AI Testing Framework

import pytest
from azure.ai.openai import AzureOpenAI
from deepeval import evaluate
from deepeval.metrics import GEval, AnswerRelevancy, Faithfulness

class AITestSuite:
    def __init__(self, openai_client: AzureOpenAI):
        self.openai = openai_client
        self.evaluator = AIEvaluator(openai_client)

    async def test_response_relevancy(self, question: str, response: str, context: str):
        """Test if response is relevant to the question."""
        metric = AnswerRelevancy(threshold=0.7)
        result = evaluate(
            test_cases=[{
                "input": question,
                "actual_output": response,
                "context": context
            }],
            metrics=[metric]
        )
        assert result.passed, f"Relevancy score: {result.score}"

    async def test_faithfulness(self, response: str, context: str):
        """Test if response is grounded in context (no hallucinations)."""
        metric = Faithfulness(threshold=0.8)
        result = evaluate(
            test_cases=[{
                "actual_output": response,
                "context": context
            }],
            metrics=[metric]
        )
        assert result.passed, f"Faithfulness score: {result.score}"

    async def test_consistency(self, question: str, num_runs: int = 5):
        """Test response consistency across multiple runs."""
        responses = []
        for _ in range(num_runs):
            response = await self.get_response(question)
            responses.append(response)

        similarity_scores = self.compute_pairwise_similarity(responses)
        avg_similarity = sum(similarity_scores) / len(similarity_scores)
        assert avg_similarity > 0.8, f"Consistency score: {avg_similarity}"

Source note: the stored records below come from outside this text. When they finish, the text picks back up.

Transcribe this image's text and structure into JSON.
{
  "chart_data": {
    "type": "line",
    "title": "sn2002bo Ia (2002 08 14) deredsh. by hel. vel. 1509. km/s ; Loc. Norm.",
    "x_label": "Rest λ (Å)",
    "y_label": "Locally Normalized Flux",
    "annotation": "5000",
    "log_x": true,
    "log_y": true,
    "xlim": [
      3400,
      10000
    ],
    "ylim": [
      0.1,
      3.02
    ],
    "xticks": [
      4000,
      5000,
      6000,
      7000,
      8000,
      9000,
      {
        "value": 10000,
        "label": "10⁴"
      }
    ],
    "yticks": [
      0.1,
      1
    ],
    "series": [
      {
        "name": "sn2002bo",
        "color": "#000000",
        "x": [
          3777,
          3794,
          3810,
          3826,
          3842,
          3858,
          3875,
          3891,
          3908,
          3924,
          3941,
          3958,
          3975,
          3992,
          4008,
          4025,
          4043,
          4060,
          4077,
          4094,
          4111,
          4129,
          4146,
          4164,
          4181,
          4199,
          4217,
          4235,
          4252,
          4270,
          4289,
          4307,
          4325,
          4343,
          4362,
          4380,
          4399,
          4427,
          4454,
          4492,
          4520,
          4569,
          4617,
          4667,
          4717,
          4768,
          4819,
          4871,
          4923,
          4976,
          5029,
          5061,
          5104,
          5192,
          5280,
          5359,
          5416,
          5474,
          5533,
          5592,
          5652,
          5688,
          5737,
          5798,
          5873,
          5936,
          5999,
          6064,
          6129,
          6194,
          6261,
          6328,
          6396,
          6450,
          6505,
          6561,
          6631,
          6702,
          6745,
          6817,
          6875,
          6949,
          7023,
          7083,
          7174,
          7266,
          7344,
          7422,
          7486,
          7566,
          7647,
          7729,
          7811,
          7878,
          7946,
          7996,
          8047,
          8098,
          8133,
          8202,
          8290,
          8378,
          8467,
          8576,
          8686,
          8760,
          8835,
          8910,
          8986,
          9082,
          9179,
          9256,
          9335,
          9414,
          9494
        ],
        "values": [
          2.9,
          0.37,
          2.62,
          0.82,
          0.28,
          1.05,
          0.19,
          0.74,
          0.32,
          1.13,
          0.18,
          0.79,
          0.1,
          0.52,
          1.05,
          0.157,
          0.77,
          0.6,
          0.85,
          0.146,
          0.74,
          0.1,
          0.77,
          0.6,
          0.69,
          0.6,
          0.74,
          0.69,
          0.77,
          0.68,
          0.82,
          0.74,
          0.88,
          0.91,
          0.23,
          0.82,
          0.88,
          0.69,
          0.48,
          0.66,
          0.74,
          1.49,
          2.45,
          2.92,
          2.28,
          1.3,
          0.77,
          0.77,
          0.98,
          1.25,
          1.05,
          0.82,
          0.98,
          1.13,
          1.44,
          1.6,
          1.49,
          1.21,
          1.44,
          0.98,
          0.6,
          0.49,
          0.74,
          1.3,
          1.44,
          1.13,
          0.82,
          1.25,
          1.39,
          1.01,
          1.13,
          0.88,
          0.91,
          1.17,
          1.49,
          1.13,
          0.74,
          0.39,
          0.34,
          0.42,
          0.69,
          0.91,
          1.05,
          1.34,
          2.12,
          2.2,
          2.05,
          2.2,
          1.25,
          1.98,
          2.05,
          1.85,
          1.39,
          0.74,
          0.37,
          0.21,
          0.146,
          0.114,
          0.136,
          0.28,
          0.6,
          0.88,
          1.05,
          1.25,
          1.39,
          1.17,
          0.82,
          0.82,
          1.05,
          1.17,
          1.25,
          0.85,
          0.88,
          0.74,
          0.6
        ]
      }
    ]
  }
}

    async def test_edge_cases(self, test_cases: list[dict]):
        """Test handling of edge cases."""
        for case in test_cases:
            response = await self.get_response(case["input"])
            assert case["expected_behavior"] in response.lower()

    async def test_safety(self, prompts: list[str]):
        """Test safety guardrails."""
        for prompt in prompts:
            response = await self.get_response(prompt)
            safety_check = await self.evaluator.check_safety(response)
            assert safety_check.is_safe, f"Safety violation: {safety_check.reason}"

Robust AI testing combines deterministic checks with AI-powered evaluation.\n\n## Takeaways\n\nAdd a concise, personal takeaway and recommended next steps here.\n

Michael John Peña

Michael John Peña

Senior Data Engineer based in Sydney. Writing about data, cloud, and technology.